Berner Forscher geben blinden Mäusen das Augenlicht zurück

Berner Forschenden ist es gelungen, erblindeten Mäusen das Augenlicht zurückzugeben. Dazu haben sie noch intakte Zellen der Netzhaut biotechnologisch so verändert, dass sie die abgestorbenen Lichtsensoren im Auge ersetzen konnten.

Aufnahme einer Labormaus ohne Sehprobleme (Symbolbild) (Bild: sda)

Berner Forschenden ist es gelungen, erblindeten Mäusen das Augenlicht zurückzugeben. Dazu haben sie noch intakte Zellen der Netzhaut biotechnologisch so verändert, dass sie die abgestorbenen Lichtsensoren im Auge ersetzen konnten.

Bei der vererbbaren und unheilbaren Augenkrankheit Retinitis pigmentosa sterben die Lichtrezeptoren der Netzhaut, die sogenannten Fotorezeptoren, ab. Nach und nach verlieren die Betroffenen ihr Augenlicht. Weltweit sind etwa zwei Millionen Menschen betroffen.

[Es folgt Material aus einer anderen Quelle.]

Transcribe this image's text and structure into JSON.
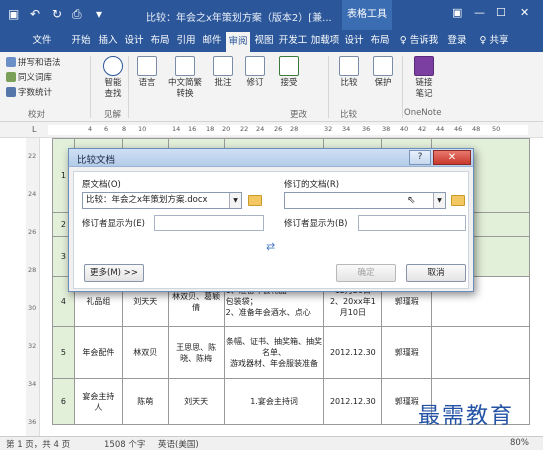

Doch nicht alle Zellen sterben: «Die darunter liegenden Nervenzellen, die normalerweise die visuelle Information erhalten und verarbeiten, sind noch voll funktionsfähig», erklärte Sonja Kleinlogel von der Universität Bern in einer Mitteilung der Hochschule. Diese verbleibenden Zellen könne man lichtempfindlich machen und sozusagen zu Ersatzfotorezeptoren umwandeln.

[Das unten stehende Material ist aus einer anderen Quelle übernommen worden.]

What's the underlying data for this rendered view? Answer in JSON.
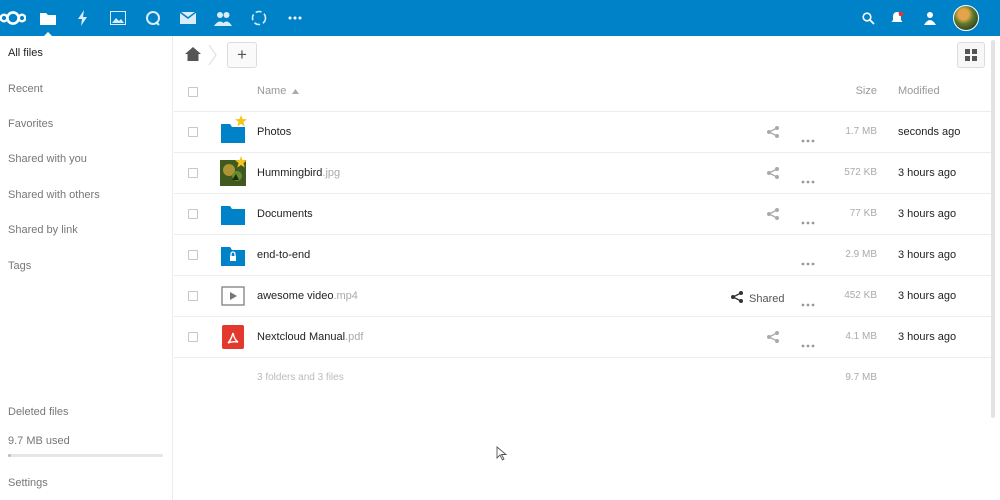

Dies haben die Forschenden bei Mäusen gemacht, die von Geburt an unter Retinitis pigmentosa leiden. Tatsächlich konnten die Tiere nach der Therapie wieder Tageslicht sehen, auf visuelle Reize reagieren und durch Licht ausgelöste Verhaltensmuster erlernen, wie die Forschenden nun in der Fachzeitschrift «PLoS Biology» berichten.

Neue Lichtantenne

Kleinlogel und ihre Kollegen haben die Nervenzellen, die ON-Bipolarzellen, die sonst Informationen von den Fotorezeptoren erhalten, molekular umgebaut. Dazu haben sie ihnen den netzhauteigenen Lichtschalter Melanopsin, der für unseren Tag-Nacht-Rhythmus verantwortlich ist, eingepflanzt. Die Zellen reagieren nun nicht mehr auf chemische, sondern auf Lichtreize.

«Wir haben eine neue ‚Lichtantenne‘ in die Zelle integriert», sagte Kleinlogel. Dass es sich dabei um ein Molekül handelt, das im Auge natürlicherweise vorkommt, hat laut der Forscherin zwei Vorteile: Der normale Signalweg in den Bipolarzellen bleibt erhalten und die Zelle sieht den neu zusammengesetzten Rezeptor nicht als Fremdkörper an. «Das macht eine Immunabwehr des Patienten äusserst unwahrscheinlich», sagte Kleinlogel.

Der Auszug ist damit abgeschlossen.